Lo stanno capendo anche le aziende più illuminate. Basta offrire a tutti le stesse cose! La gente “normale” secondo gli standard del vecchio marketing, sta fortunatamente, scomparendo per lasciare il posto a “strambi” che non si vergognano delle loro passioni ed anzi le condividono con gli altri grazie all’enorme potenziale della rete, che ci fa sentire meno soli, ovunque siamo nel mondo. “Gli strambi – sostiene Seth Godin – sono dei solitari, ma ciò nonostante non sono soli. Sono quel che sono perché hanno deciso di abbandonare il confort e l’efficienza garantiti dalla massa per aggregarsi a gruppi più piccoli, per l’appartenenza ai quali la loro stramberia rappresenta un requisito.
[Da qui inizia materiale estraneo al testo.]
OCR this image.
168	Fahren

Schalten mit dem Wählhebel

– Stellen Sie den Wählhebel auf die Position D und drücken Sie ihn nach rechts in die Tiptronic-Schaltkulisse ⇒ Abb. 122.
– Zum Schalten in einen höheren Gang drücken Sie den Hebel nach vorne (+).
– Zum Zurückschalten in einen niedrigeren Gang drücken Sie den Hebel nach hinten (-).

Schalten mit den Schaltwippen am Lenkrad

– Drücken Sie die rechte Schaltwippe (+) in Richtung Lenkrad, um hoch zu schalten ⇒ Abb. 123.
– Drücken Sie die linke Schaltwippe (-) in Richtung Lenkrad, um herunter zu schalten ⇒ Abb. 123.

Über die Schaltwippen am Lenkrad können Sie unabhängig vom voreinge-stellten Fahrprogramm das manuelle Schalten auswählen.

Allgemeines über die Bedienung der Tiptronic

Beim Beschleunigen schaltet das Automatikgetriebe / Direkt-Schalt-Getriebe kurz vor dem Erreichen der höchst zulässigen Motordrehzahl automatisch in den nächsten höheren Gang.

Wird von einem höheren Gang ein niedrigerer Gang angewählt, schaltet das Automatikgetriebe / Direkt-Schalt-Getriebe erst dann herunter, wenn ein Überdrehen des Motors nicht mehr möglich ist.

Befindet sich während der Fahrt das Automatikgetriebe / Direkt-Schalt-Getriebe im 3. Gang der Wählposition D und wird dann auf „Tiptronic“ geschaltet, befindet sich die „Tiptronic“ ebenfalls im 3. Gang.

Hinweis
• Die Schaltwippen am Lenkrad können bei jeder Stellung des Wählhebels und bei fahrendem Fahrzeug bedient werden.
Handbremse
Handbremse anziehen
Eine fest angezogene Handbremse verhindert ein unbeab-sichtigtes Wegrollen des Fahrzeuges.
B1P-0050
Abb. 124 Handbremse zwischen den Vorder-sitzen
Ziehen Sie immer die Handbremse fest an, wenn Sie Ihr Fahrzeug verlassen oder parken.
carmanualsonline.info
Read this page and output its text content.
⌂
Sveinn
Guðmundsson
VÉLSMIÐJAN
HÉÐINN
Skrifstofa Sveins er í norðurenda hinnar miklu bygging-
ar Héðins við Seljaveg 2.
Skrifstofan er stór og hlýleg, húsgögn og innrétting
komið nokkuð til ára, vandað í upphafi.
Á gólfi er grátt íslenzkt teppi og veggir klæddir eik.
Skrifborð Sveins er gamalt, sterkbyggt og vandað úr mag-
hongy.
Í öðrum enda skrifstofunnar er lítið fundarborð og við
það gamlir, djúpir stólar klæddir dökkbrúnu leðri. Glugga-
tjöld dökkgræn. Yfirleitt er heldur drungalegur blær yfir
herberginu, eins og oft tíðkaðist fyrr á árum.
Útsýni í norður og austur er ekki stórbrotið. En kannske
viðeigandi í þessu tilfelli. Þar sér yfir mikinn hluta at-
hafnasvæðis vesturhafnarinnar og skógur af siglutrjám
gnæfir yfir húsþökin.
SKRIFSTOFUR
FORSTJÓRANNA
Il fattore chiave della condizione di strambo è questo: ci si ostina a voler scegliere“. Probabilmente se questo virus della scelta consapevole prenderà sempre più piede, potremo costruire un mondo di persone in grado di assumersi la responsabilità delle proprie azioni ed in grado di rispettare quelle degli altri. E allora, viva gli “strambi” e abbasso i “normali”.